Чудовище говорит, что может видеть будущее. Что, будь оно смертно, я бы хладнокровно пристрелил его. И бросил бы подыхать на коленях той девицы в золотистом платье.
Я не отрицаю правды. Бросил бы и не пожалел о том ни разу.
Об этом монстре ходят такие слухи, что если и половина из них правда – этого достаточно, чтобы отрубить ему голову и швырнуть в ближайшую выгребную яму.
Кровь, будь она неладна, течет по животу в штаны. Я снова вяло ругаюсь и получаю кулаком по губам. Приходится замолчать.

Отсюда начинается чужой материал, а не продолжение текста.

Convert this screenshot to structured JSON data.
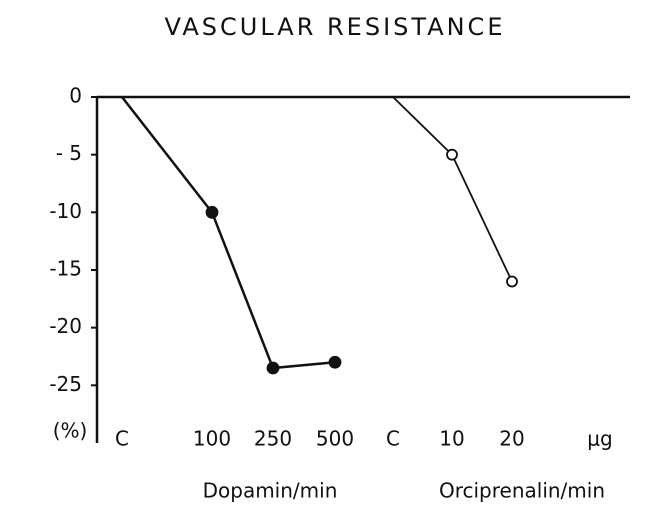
{
  "chart_data": {
    "type": "line",
    "title": "VASCULAR RESISTANCE",
    "y_label": "(%)",
    "categories": [
      "C",
      "100",
      "250",
      "500",
      "C",
      "10",
      "20",
      "μg"
    ],
    "groups": [
      "Dopamin/min",
      "Orciprenalin/min"
    ],
    "series": [
      {
        "name": "Dopamin",
        "color": "#111111",
        "marker": "filled",
        "values": [
          0,
          -10,
          -23.5,
          -23,
          null,
          null,
          null,
          null
        ]
      },
      {
        "name": "Orciprenalin",
        "color": "#111111",
        "marker": "open",
        "values": [
          null,
          null,
          null,
          null,
          0,
          -5,
          -16,
          null
        ]
      }
    ],
    "ylim": [
      -30,
      0
    ],
    "yticks": [
      0,
      {
        "value": -5,
        "label": "- 5"
      },
      -10,
      -15,
      -20,
      -25
    ]
  }
}
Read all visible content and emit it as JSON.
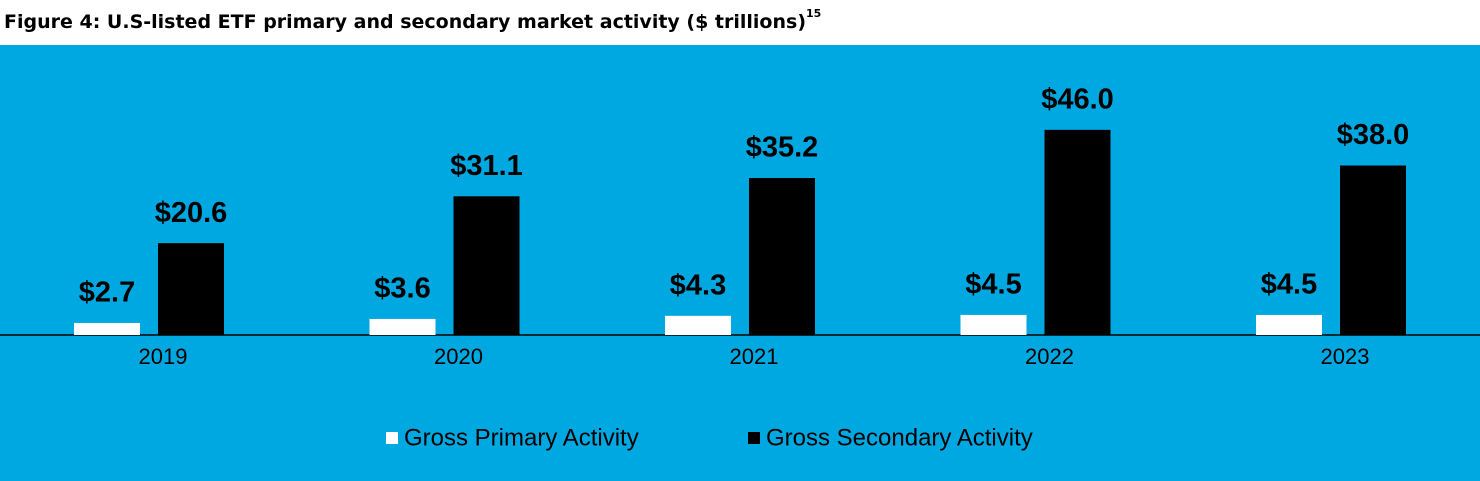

Ничего, ублюдок несчастный, когда-нибудь ты свое получишь!
Монстр отходит в сторону, и теперь мне в лицо бьет треклятый свет из окошка. Хочется спросить, кем была Марджи для колдуна, что он так мстит за ее смерть. Наверное, любовницей – стал бы он думать о служанке.
Да и не только в ней дело. Палочка. Волшебная палочка, которую я пытался украсть.
Пытки продолжаются. Чудовище залечивает раны и ожоги, чтобы я не помер раньше времени. Наколдовывает огненные шары и тычет ими мне в грудь и живот. Весело говорит что-то об идеально круглых следах ожогов. Круглых, как золотые монеты. «Только цвет коричневый», – смеется поганый выродок. На них вздуваются пузыри, которые он поддевает когтем.
Сил ни браниться, ни кричать уже нет.
Только скулю, как полудохлый пес.
И все это повторяется. Снова и снова.
...В одно мгновение проклятый колдун куда-то исчезает. Я остаюсь один, в блаженной тишине. Продлится она, надо думать, недолго.
Я прав – вскоре слышатся шаги. Легкие шаги ног, обутых в туфли.
Шуршит шелковое платье, и на пороге темницы появляется женщина. Та самая девица, служанка монстра, или любовница, или кто она там ему.
Я начинаю говорить и удивляюсь, что могу. И даже чувствую себя не так паршиво.
– Пришла довершить начатое?
Она срывается с места. Лепечет, что нет, мол, никто не заслуживает таких пыток. Только теперь я вижу кружку с водой у нее в руке. На лице девицы негодование и сострадание, будто она и не знает, с какой тварью живет. Или только узнала?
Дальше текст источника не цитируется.